Retraitée depuis 2008, Laurence Hogue a été responsable de toutes les études environnementales à Hydro-Québec pendant 10 ans. Et son pronostic est clair: le Bureau d'audiences publiques sur l'environnement (BAPE) ne peut faire un travail sérieux sur l'industrie du gaz de schiste.

«Il va se promener et écouter les gens, il ne va pas pouvoir faire grand-chose d'autre, dit Mme Hogue. Quant à moi, il va accoucher d'une souris.»

«Ce sera difficile pour le commun des mortels de se faire une idée, dit-elle. Et même pour les commissaires du BAPE, ce ne sera pas facile non plus. Quand un projet arrive, ils sont verts, ils ne connaissent rien.»

Mme Hogue se demande comment le BAPE pourra se passer de la pièce maîtresse de tout mandat «normal»: l'étude d'impact, qui décrit le projet et ses impacts possibles sur l'environnement.

Elle a piloté les études d'impact de tous les grands projets récents d'Hydro-Québec, dont Toulnustouc, Péribonka, Eastmain 1A/Rupert et La Romaine.

Des milliards d'investissements reposaient sur le sérieux des études d'impact et du travail subséquent devant le BAPE.

Dans le cas du gaz de schiste, une industrie qui promet de dépenser 2 milliards par année à partir de 2015, le BAPE n'a aura pas ce document de référence.

«Je ne sais pas de quelles données va partir le BAPE pour tenir ses audiences, dit-elle. C'est la plus grande inquiétude. Normalement, il y a une étude d'impact.
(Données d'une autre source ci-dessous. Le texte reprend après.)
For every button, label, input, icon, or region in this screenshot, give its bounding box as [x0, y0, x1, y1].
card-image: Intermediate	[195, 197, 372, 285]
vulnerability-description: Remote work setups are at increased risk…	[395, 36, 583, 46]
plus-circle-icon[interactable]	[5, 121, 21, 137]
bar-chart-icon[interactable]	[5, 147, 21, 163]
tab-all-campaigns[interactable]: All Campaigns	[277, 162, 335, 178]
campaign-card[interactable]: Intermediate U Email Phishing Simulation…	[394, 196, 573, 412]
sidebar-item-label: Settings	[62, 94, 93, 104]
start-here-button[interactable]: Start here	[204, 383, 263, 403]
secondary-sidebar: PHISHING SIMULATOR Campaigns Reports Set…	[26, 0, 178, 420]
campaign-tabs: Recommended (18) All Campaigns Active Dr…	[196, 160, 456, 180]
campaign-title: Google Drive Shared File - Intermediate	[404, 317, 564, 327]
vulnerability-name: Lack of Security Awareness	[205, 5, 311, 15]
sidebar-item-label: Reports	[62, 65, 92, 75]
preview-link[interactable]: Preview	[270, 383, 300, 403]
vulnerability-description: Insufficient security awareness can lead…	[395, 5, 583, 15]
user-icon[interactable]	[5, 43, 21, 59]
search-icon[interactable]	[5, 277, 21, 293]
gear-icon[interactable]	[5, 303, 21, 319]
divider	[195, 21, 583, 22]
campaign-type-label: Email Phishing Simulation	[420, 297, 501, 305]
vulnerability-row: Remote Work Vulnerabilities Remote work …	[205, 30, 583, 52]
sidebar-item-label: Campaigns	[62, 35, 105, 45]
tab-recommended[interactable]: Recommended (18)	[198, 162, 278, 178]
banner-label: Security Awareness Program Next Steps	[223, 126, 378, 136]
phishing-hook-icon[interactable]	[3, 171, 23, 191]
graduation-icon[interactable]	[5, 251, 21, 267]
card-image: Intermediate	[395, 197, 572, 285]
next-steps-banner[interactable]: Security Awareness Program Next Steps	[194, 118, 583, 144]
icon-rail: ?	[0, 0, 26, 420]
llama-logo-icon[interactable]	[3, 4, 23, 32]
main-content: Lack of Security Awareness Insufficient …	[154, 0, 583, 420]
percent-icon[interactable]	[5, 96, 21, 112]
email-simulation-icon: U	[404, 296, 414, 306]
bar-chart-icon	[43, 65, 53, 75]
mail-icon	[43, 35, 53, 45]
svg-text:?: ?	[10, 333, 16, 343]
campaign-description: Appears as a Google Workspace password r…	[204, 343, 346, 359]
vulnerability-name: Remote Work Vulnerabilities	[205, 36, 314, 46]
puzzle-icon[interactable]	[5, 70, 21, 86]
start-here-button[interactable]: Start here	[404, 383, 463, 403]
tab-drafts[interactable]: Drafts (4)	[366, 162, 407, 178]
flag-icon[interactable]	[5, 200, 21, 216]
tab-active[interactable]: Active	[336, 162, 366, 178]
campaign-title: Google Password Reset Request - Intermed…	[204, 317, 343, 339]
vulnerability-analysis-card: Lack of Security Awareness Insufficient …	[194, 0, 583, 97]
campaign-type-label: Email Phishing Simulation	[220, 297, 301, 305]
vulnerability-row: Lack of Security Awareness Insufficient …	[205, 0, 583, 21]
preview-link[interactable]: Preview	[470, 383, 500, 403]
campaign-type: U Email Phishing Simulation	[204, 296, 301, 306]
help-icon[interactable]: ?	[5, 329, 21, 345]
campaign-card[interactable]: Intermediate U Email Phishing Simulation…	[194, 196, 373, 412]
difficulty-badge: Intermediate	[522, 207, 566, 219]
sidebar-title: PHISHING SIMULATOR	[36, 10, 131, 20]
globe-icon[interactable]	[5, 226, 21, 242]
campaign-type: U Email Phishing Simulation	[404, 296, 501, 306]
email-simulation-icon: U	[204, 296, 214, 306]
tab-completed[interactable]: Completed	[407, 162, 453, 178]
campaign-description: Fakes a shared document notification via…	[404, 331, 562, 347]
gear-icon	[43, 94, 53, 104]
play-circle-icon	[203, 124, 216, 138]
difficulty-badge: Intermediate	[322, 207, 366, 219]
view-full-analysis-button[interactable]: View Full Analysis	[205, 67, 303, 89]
Là, on part de quoi?»

Selon Diane Paquin, directrice des communications du BAPE, le document de base sera celui que le ministère des Ressources naturelles et de la Faune (MRNF) doit bientôt rendre public.

«Le ministre (de l'Environnement) nous demande d'enquêter sur un sujet plutôt que sur un projet, dit Mme Paquin. C'est un défi différent, mais le MRNF va produire de l'information, alors on va partir de documents qui seront à la disposition de tout le monde. Ce ne sera pas une étude d'impact parce qu'on n'a pas un projet précis avec un impact sur telle rivière ou tel boisé.»

À Hydro-Québec, les études d'impact sont le fruit du travail de dizaines de spécialistes, «des sommités dans leur domaine», aidés de consultants externes.

La production de l'étude d'impact est précédée d'échanges avec les ministères fédéraux et provinciaux. Tout ce processus peut prendre en tout de 18 à 30 mois.

Dans le cas du gaz de schiste, on a fait l'économie de ces étapes, note Mme Hogue. «On a mis la charrue devant les boeufs, précise-t-elle. Il faudrait que quelqu'un au MDDEP se penche là-dessus et commande une étude d'impact à une firme externe.»

C'est d'autant plus nécessaire que les compétences en hydrocarbures sont relativement rares au Québec, contrairement à l'hydro-électricité. D'ailleurs, souligne Mme Hogue, Hydro-Québec avait confié à une firme externe l'étude d'impact pour le projet de centrale du Suroît.

Selon Mme Paquin, le BAPE a 13 analystes à son service, mais ils ne travailleront pas tous dans le dossier du gaz de schiste. «On a d'autres mandats en cours», dit-elle. Cependant, l'organisme va embaucher des spécialistes externes. «On est en train de faire la liste des gens qu'on veut s'adjoindre», conclut-elle.